Aufgrund des Sühnopfers Jesu Christi und der Macht seiner Auferstehung werden alle Kinder Gottes ewig leben.
(Bild: Quelle)

Ihre Qualen wie ein See von Feuer und Schwefel

Alma der Jüngere erläutert nun die Qualen derjenigen, die den zweiten Tod erleiden müssen: „Dann ist die Zeit, da ihre Qualen wie ein See von Feuer und Schwefel sein werden, dessen Flamme für immer und immer emporsteigt; und dann ist die Zeit, da sie niedergekettet sein werden zu immerwährender Vernichtung, gemäß der Macht und Gefangenschaft des Satans; denn er hat sie sich gemäß seinem Willen untertan gemacht.“ (Alma 12:17).

Ihre Qualen wie ein See von Feuer und Schwefel. Von wem hier die Rede ist und um welchen Ort es sich handelt, wird uns auch an drei Stellen in der Offenbarung des Johannes erklärt: Ein Ort, an den der Teufel mit denen verbannt werden wird, die ihm nachfolgen (Offenbarung 19:20, 20:10, 21:8). In der Anmerkung zu 19:20 wird uns erklärt: „Der brennende Schwefelsee ist ein Bild für den Ort ewiger Peinigung. Dieser Ort wurde im Judentum «Gehenna» (Hölle) genannt (vgl. Dtn 32,22; Mt 11,23; 23,33; Lk 12,5; 2 Petr 2,4).“ Das ist auch genau das, was uns an anderen Stellen im Buch Mormon und in neuzeitlicher Offenbarung an Joseph Smith erklärt wird (2 Nephi 9:16,19,26; 28:23; Jakob 3:11; 6:10; Mosia 3:27; Alma 12:17; 14:14; LuB 76:36).
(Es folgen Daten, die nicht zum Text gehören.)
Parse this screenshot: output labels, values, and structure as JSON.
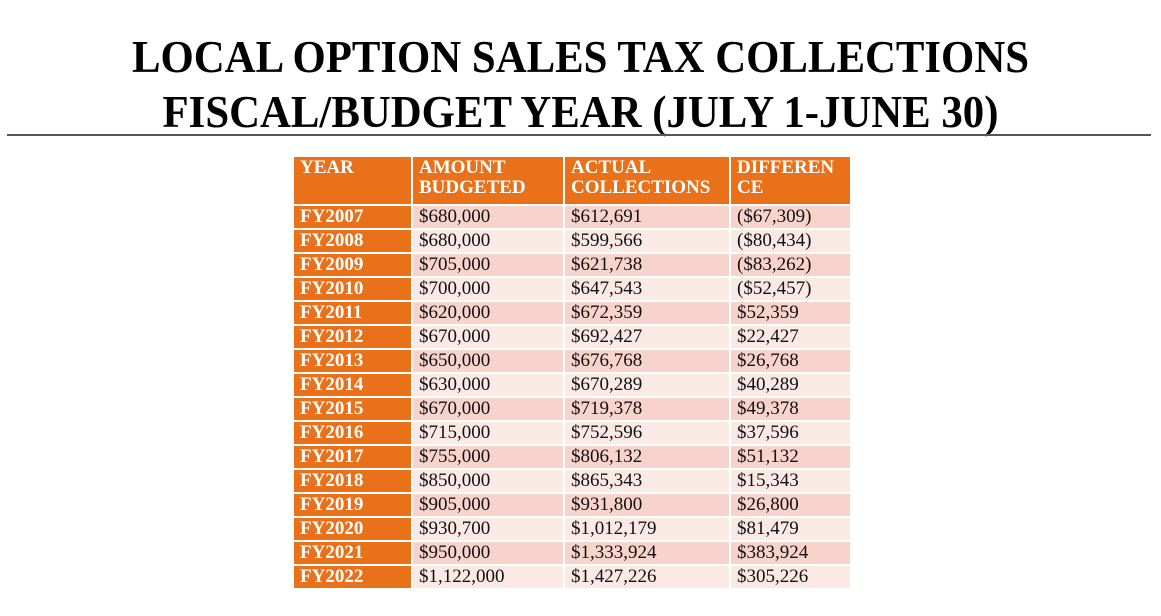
{
  "title": {
    "line1": "LOCAL OPTION SALES TAX COLLECTIONS",
    "line2": "FISCAL/BUDGET YEAR (JULY 1-JUNE 30)"
  },
  "colors": {
    "header": "#E8711A",
    "row_odd": "#F8D3CB",
    "row_even": "#FBE9E6"
  },
  "table": {
    "headers": [
      {
        "line1": "YEAR",
        "line2": ""
      },
      {
        "line1": "AMOUNT",
        "line2": "BUDGETED"
      },
      {
        "line1": "ACTUAL",
        "line2": "COLLECTIONS"
      },
      {
        "line1": "DIFFEREN",
        "line2": "CE"
      }
    ],
    "rows": [
      [
        "FY2007",
        "$680,000",
        "$612,691",
        "($67,309)"
      ],
      [
        "FY2008",
        "$680,000",
        "$599,566",
        "($80,434)"
      ],
      [
        "FY2009",
        "$705,000",
        "$621,738",
        "($83,262)"
      ],
      [
        "FY2010",
        "$700,000",
        "$647,543",
        "($52,457)"
      ],
      [
        "FY2011",
        "$620,000",
        "$672,359",
        "$52,359"
      ],
      [
        "FY2012",
        "$670,000",
        "$692,427",
        "$22,427"
      ],
      [
        "FY2013",
        "$650,000",
        "$676,768",
        "$26,768"
      ],
      [
        "FY2014",
        "$630,000",
        "$670,289",
        "$40,289"
      ],
      [
        "FY2015",
        "$670,000",
        "$719,378",
        "$49,378"
      ],
      [
        "FY2016",
        "$715,000",
        "$752,596",
        "$37,596"
      ],
      [
        "FY2017",
        "$755,000",
        "$806,132",
        "$51,132"
      ],
      [
        "FY2018",
        "$850,000",
        "$865,343",
        "$15,343"
      ],
      [
        "FY2019",
        "$905,000",
        "$931,800",
        "$26,800"
      ],
      [
        "FY2020",
        "$930,700",
        "$1,012,179",
        "$81,479"
      ],
      [
        "FY2021",
        "$950,000",
        "$1,333,924",
        "$383,924"
      ],
      [
        "FY2022",
        "$1,122,000",
        "$1,427,226",
        "$305,226"
      ]
    ]
  }
}
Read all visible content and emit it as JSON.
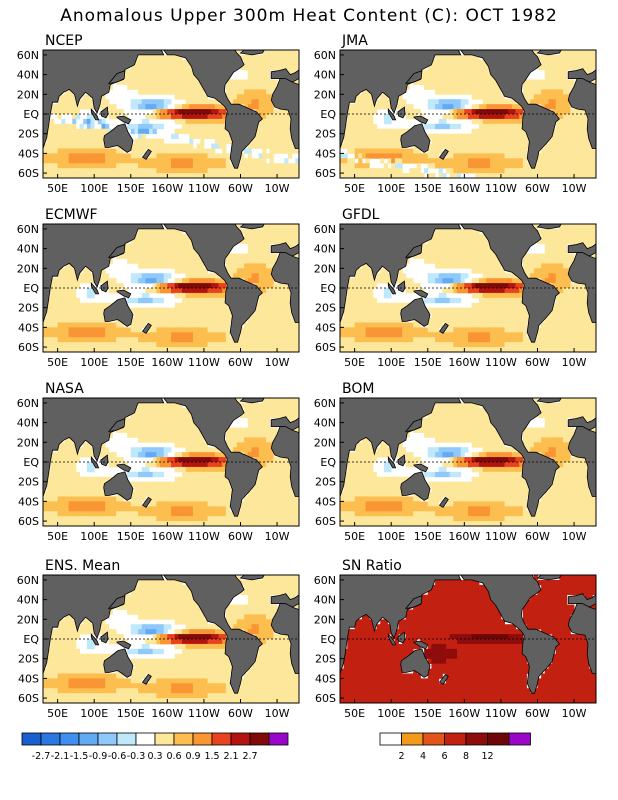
{
  "title": "Anomalous Upper 300m Heat Content (C): OCT 1982",
  "chart_data": {
    "type": "heatmap",
    "x_ticks": [
      "50E",
      "100E",
      "150E",
      "160W",
      "110W",
      "60W",
      "10W"
    ],
    "y_ticks": [
      "60N",
      "40N",
      "20N",
      "EQ",
      "20S",
      "40S",
      "60S"
    ],
    "ylim": [
      -65,
      65
    ],
    "panels": [
      {
        "name": "NCEP",
        "kind": "anomaly"
      },
      {
        "name": "JMA",
        "kind": "anomaly"
      },
      {
        "name": "ECMWF",
        "kind": "anomaly"
      },
      {
        "name": "GFDL",
        "kind": "anomaly"
      },
      {
        "name": "NASA",
        "kind": "anomaly"
      },
      {
        "name": "BOM",
        "kind": "anomaly"
      },
      {
        "name": "ENS. Mean",
        "kind": "anomaly"
      },
      {
        "name": "SN Ratio",
        "kind": "snr"
      }
    ],
    "anomaly_colorbar": {
      "labels": [
        "-2.7",
        "-2.1",
        "-1.5",
        "-0.9",
        "-0.6",
        "-0.3",
        "0.3",
        "0.6",
        "0.9",
        "1.5",
        "2.1",
        "2.7"
      ],
      "colors": [
        "#1a5fcf",
        "#2a78e0",
        "#3f8ff0",
        "#63aaf5",
        "#8fc8fa",
        "#bfe8fb",
        "#ffffff",
        "#fde79b",
        "#fdbe50",
        "#f99533",
        "#e8421e",
        "#b31410",
        "#7f0a08",
        "#9a06c8"
      ]
    },
    "snr_colorbar": {
      "labels": [
        "2",
        "4",
        "6",
        "8",
        "12"
      ],
      "colors": [
        "#ffffff",
        "#f49a1a",
        "#e2541a",
        "#c22010",
        "#8e0c0c",
        "#6e0606",
        "#9a06c8"
      ]
    }
  }
}
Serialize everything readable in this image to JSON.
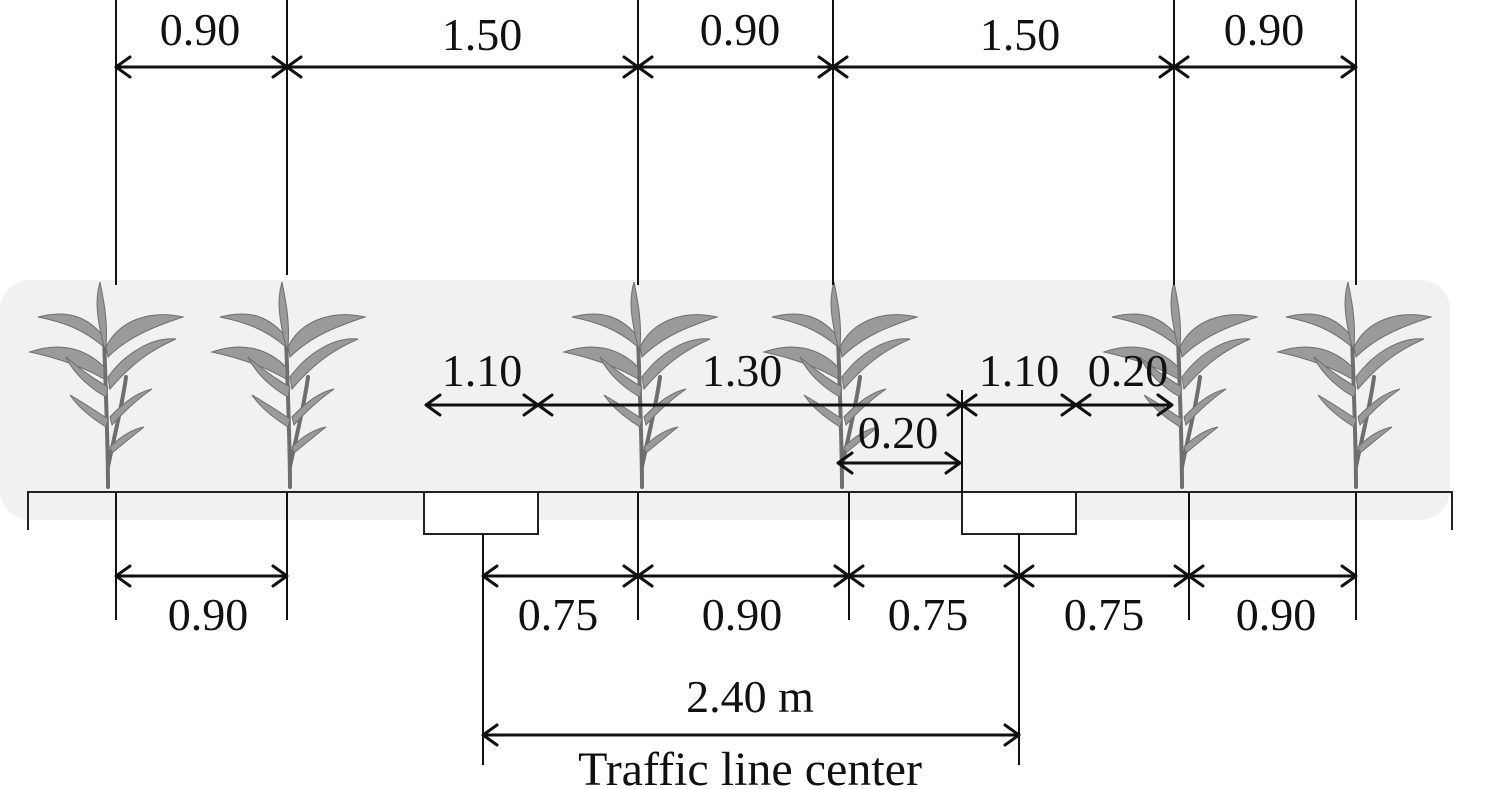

An diesen Ort werden diejenigen verbannt, die in ihrer Bewährungszeit umkehrunwillig sind und bewusst den Erretter und seinen Erlösungsplan ablehnen.

Zum Thema Seelenqual hat der Prophet Joseph Smith (1805–1844) gesagt: „Der Mensch quält und verurteilt sich selbst. Daher der Satz: Sie werden in den See von Feuer und brennendem Schwefel gehen. … Für den Menschen ist die Qual der Enttäuschung genauso heftig, wie wenn er sich in einem See von Feuer und brennendem Schwefel befände.“ (Lehren der Präsidenten der Kirche: Joseph Smith, Seite 247.) Das ist also ein Ort, an den ich auf keinen Fall für alle Zeit und Ewigkeit verbannt sein möchte, deshalb bemühe ich mich ständig, dem Vorbild unseres Erlösers Jesus Christus nachzueifern, um der Erlösung teilhaftig zu werden, was im anderen Fall nicht sein kann (Alma 12:18). Wie ergeht es dir? Wenn du willst, lies auch hier.

(Bild: Quelle)

Jeder, der in seinen Sünden stirbt, …, [wird] auch einen geistigen Tod sterben

Alma der Jüngere erklärt, was diejenigen erwartet, die vor ihrem irdischen Tod nicht umgekehrt sind: „Und nun siehe, ich sage euch, dann kommt ein Tod, ja, ein zweiter Tod, der ein geistiger Tod ist; dann ist eine Zeit, da jeder, der in seinen Sünden stirbt, also einen zeitlichen Tod, auch einen geistigen Tod sterben wird; ja, er wird in dem, was die Rechtschaffenheit betrifft, sterben.“ (Alma 12:16).

Jeder, der in seinen Sünden stirbt, …, [wird] auch einen geistigen Tod sterben. Aufgrund Adams und Evas Ungehorsam wurden sie aus der Gegenwart Gottes im Garten von Eden ausgestoßen, sie erlitten eine Trennung von Gott, einen ersten geistigen Tod. Nach ihrer Bewährungszeit auf dieser Erde, starben sie einen physischen Tod. Ihr Geist trennte sich von ihrem Körper und ging in die Geisterwelt. Dort warteten sie auf ihre Auferstehung, die Wiedervereinigung ihres Geistkörpers mit ihrem physischen Körper, nun aber zu einem unsterblichen Wesen. Nachdem alle Menschen ihre Nachkommen sind, erfahren sie desgleichen.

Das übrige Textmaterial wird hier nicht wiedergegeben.